Telephone +44(0)1524 64544
Email: info(at)shadowcat.co.uk

An experiment in functional crack pipes

Sun Apr 4 22:00:00 2010

Digg! submit to reddit Delicious RSS Feed Readers

Since it's Easter Sunday, and being a non-denominational mst that meant there wasn't really anything I should be doing and (almost) everything was closed, I decided to have another documentation day and get another module shipped. The result, IO::Pipeline 0.009002, should be appearing on a CPAN mirror near you about the time this post hits the aggregators.

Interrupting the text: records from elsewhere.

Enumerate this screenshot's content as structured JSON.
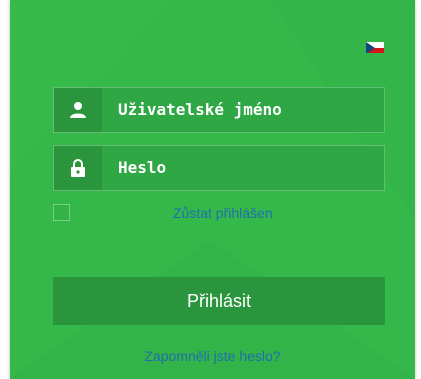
{
  "language": {
    "flag": "czech-flag-icon"
  },
  "form": {
    "username_value": "Uživatelské jméno",
    "password_value": "Heslo",
    "remember_label": "Zůstat přihlášen",
    "login_label": "Přihlásit",
    "forgot_label": "Zapomněli jste heslo?"
  },
  "colors": {
    "panel": "#35b84a",
    "field": "#2fa744",
    "icon_box": "#2a953c",
    "link": "#1f6fb0"
  }
}
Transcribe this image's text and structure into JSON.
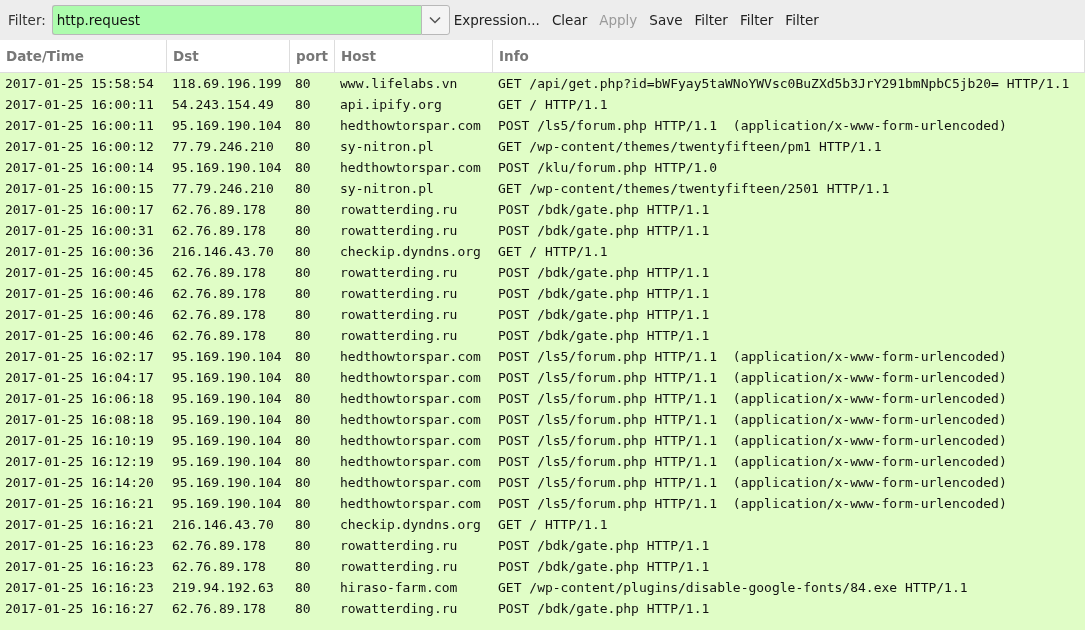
{
  "filter_bar": {
    "label": "Filter:",
    "value": "http.request",
    "buttons": [
      {
        "label": "Expression...",
        "disabled": false
      },
      {
        "label": "Clear",
        "disabled": false
      },
      {
        "label": "Apply",
        "disabled": true
      },
      {
        "label": "Save",
        "disabled": false
      },
      {
        "label": "Filter",
        "disabled": false
      },
      {
        "label": "Filter",
        "disabled": false
      },
      {
        "label": "Filter",
        "disabled": false
      }
    ]
  },
  "table": {
    "columns": [
      "Date/Time",
      "Dst",
      "port",
      "Host",
      "Info"
    ],
    "rows": [
      [
        "2017-01-25 15:58:54",
        "118.69.196.199",
        "80",
        "www.lifelabs.vn",
        "GET /api/get.php?id=bWFyay5taWNoYWVsc0BuZXd5b3JrY291bmNpbC5jb20= HTTP/1.1"
      ],
      [
        "2017-01-25 16:00:11",
        "54.243.154.49",
        "80",
        "api.ipify.org",
        "GET / HTTP/1.1"
      ],
      [
        "2017-01-25 16:00:11",
        "95.169.190.104",
        "80",
        "hedthowtorspar.com",
        "POST /ls5/forum.php HTTP/1.1  (application/x-www-form-urlencoded)"
      ],
      [
        "2017-01-25 16:00:12",
        "77.79.246.210",
        "80",
        "sy-nitron.pl",
        "GET /wp-content/themes/twentyfifteen/pm1 HTTP/1.1"
      ],
      [
        "2017-01-25 16:00:14",
        "95.169.190.104",
        "80",
        "hedthowtorspar.com",
        "POST /klu/forum.php HTTP/1.0"
      ],
      [
        "2017-01-25 16:00:15",
        "77.79.246.210",
        "80",
        "sy-nitron.pl",
        "GET /wp-content/themes/twentyfifteen/2501 HTTP/1.1"
      ],
      [
        "2017-01-25 16:00:17",
        "62.76.89.178",
        "80",
        "rowatterding.ru",
        "POST /bdk/gate.php HTTP/1.1"
      ],
      [
        "2017-01-25 16:00:31",
        "62.76.89.178",
        "80",
        "rowatterding.ru",
        "POST /bdk/gate.php HTTP/1.1"
      ],
      [
        "2017-01-25 16:00:36",
        "216.146.43.70",
        "80",
        "checkip.dyndns.org",
        "GET / HTTP/1.1"
      ],
      [
        "2017-01-25 16:00:45",
        "62.76.89.178",
        "80",
        "rowatterding.ru",
        "POST /bdk/gate.php HTTP/1.1"
      ],
      [
        "2017-01-25 16:00:46",
        "62.76.89.178",
        "80",
        "rowatterding.ru",
        "POST /bdk/gate.php HTTP/1.1"
      ],
      [
        "2017-01-25 16:00:46",
        "62.76.89.178",
        "80",
        "rowatterding.ru",
        "POST /bdk/gate.php HTTP/1.1"
      ],
      [
        "2017-01-25 16:00:46",
        "62.76.89.178",
        "80",
        "rowatterding.ru",
        "POST /bdk/gate.php HTTP/1.1"
      ],
      [
        "2017-01-25 16:02:17",
        "95.169.190.104",
        "80",
        "hedthowtorspar.com",
        "POST /ls5/forum.php HTTP/1.1  (application/x-www-form-urlencoded)"
      ],
      [
        "2017-01-25 16:04:17",
        "95.169.190.104",
        "80",
        "hedthowtorspar.com",
        "POST /ls5/forum.php HTTP/1.1  (application/x-www-form-urlencoded)"
      ],
      [
        "2017-01-25 16:06:18",
        "95.169.190.104",
        "80",
        "hedthowtorspar.com",
        "POST /ls5/forum.php HTTP/1.1  (application/x-www-form-urlencoded)"
      ],
      [
        "2017-01-25 16:08:18",
        "95.169.190.104",
        "80",
        "hedthowtorspar.com",
        "POST /ls5/forum.php HTTP/1.1  (application/x-www-form-urlencoded)"
      ],
      [
        "2017-01-25 16:10:19",
        "95.169.190.104",
        "80",
        "hedthowtorspar.com",
        "POST /ls5/forum.php HTTP/1.1  (application/x-www-form-urlencoded)"
      ],
      [
        "2017-01-25 16:12:19",
        "95.169.190.104",
        "80",
        "hedthowtorspar.com",
        "POST /ls5/forum.php HTTP/1.1  (application/x-www-form-urlencoded)"
      ],
      [
        "2017-01-25 16:14:20",
        "95.169.190.104",
        "80",
        "hedthowtorspar.com",
        "POST /ls5/forum.php HTTP/1.1  (application/x-www-form-urlencoded)"
      ],
      [
        "2017-01-25 16:16:21",
        "95.169.190.104",
        "80",
        "hedthowtorspar.com",
        "POST /ls5/forum.php HTTP/1.1  (application/x-www-form-urlencoded)"
      ],
      [
        "2017-01-25 16:16:21",
        "216.146.43.70",
        "80",
        "checkip.dyndns.org",
        "GET / HTTP/1.1"
      ],
      [
        "2017-01-25 16:16:23",
        "62.76.89.178",
        "80",
        "rowatterding.ru",
        "POST /bdk/gate.php HTTP/1.1"
      ],
      [
        "2017-01-25 16:16:23",
        "62.76.89.178",
        "80",
        "rowatterding.ru",
        "POST /bdk/gate.php HTTP/1.1"
      ],
      [
        "2017-01-25 16:16:23",
        "219.94.192.63",
        "80",
        "hiraso-farm.com",
        "GET /wp-content/plugins/disable-google-fonts/84.exe HTTP/1.1"
      ],
      [
        "2017-01-25 16:16:27",
        "62.76.89.178",
        "80",
        "rowatterding.ru",
        "POST /bdk/gate.php HTTP/1.1"
      ]
    ]
  }
}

Since I'm pretty much all written out for the day having done that, here's the good bits inline for your reading pleasure:

NAME

IO::Pipeline - map and grep for filehandles, unix pipe style

SYNOPSIS

  my $source = <<'END';
  2010-03-21 16:15:30 1NtNoI-000658-6V Completed
  2010-03-21 16:17:29 1NtNlx-00062B-0R Completed
  2010-03-21 16:20:37 1NtNtF-0006AE-G6 Completed
  2010-03-21 16:28:37 no host name found for IP address 218.108.42.254
  2010-03-21 16:28:51 H=(ZTZUWWCRQY) [218.108.42.254] F=<pansiesyd75@setupper.com> rejected RCPT <inline@trout.me.uk>: rejected because 218.108.42.254 is in a black list at zen.spamhaus.org 
  2010-03-21 16:28:51 unexpected disconnection while reading SMTP command from (ZTZUWWCRQY) [218.108.42.254] (error: Connection reset by peer)
  2010-03-21 16:35:57 no host name found for IP address 123.122.231.66
  2010-03-21 16:35:59 H=(LFMTSDM) [123.122.231.66] F=<belladonnai6@buybuildanichestore.com> rejected RCPT <tal@fyrestorm.co.uk>: rejected because 123.122.231.66 is in a black list at zen.spamhaus.org
  END 
  
  open my $in, '<', \$source
    or die "Failed to create filehandle from scalar: $!";
  
  my $out;
  
  $in
    | pmap { [ /^(\S+) (\S+) (.*)$/ ] }
    | pgrep { $_->[2] =~ /rejected|Completed/ }
    | pmap { [ @{$_}[0, 1], $_->[2] =~ /rejected/ ? 'Rejected' : 'Completed' ] }
    | pmap { join(' ', @$_)."\n" }
    | psink { $out .= $_ };
  
  print $out;

will print:

  2010-03-21 16:15:30 Completed
  2010-03-21 16:17:29 Completed
  2010-03-21 16:20:37 Completed
  2010-03-21 16:28:51 Rejected
  2010-03-21 16:35:59 Rejected

DESCRIPTION

IO::Pipeline was born of the idea that I really like writing map/grep type expressions in perl, but writing:

  map { ... } <$fh>;

does a slurp of the filehandle, and when processing big log files I tend to Not Want That To Happen. Plus, map restricts us to right-to-left processing and I've always been fond of the shell metaphor of connecting commands together left-to-read in a pipeline.

So, this module was born.

  use IO::Pipeline;

will export three functions - pmap, pgrep and psink. The first two are the meat of the module, the last one is a means to test by sending results somewhere other than a filehandle (or to chain IO::Pipeline output on to ... well, anywhere else, really).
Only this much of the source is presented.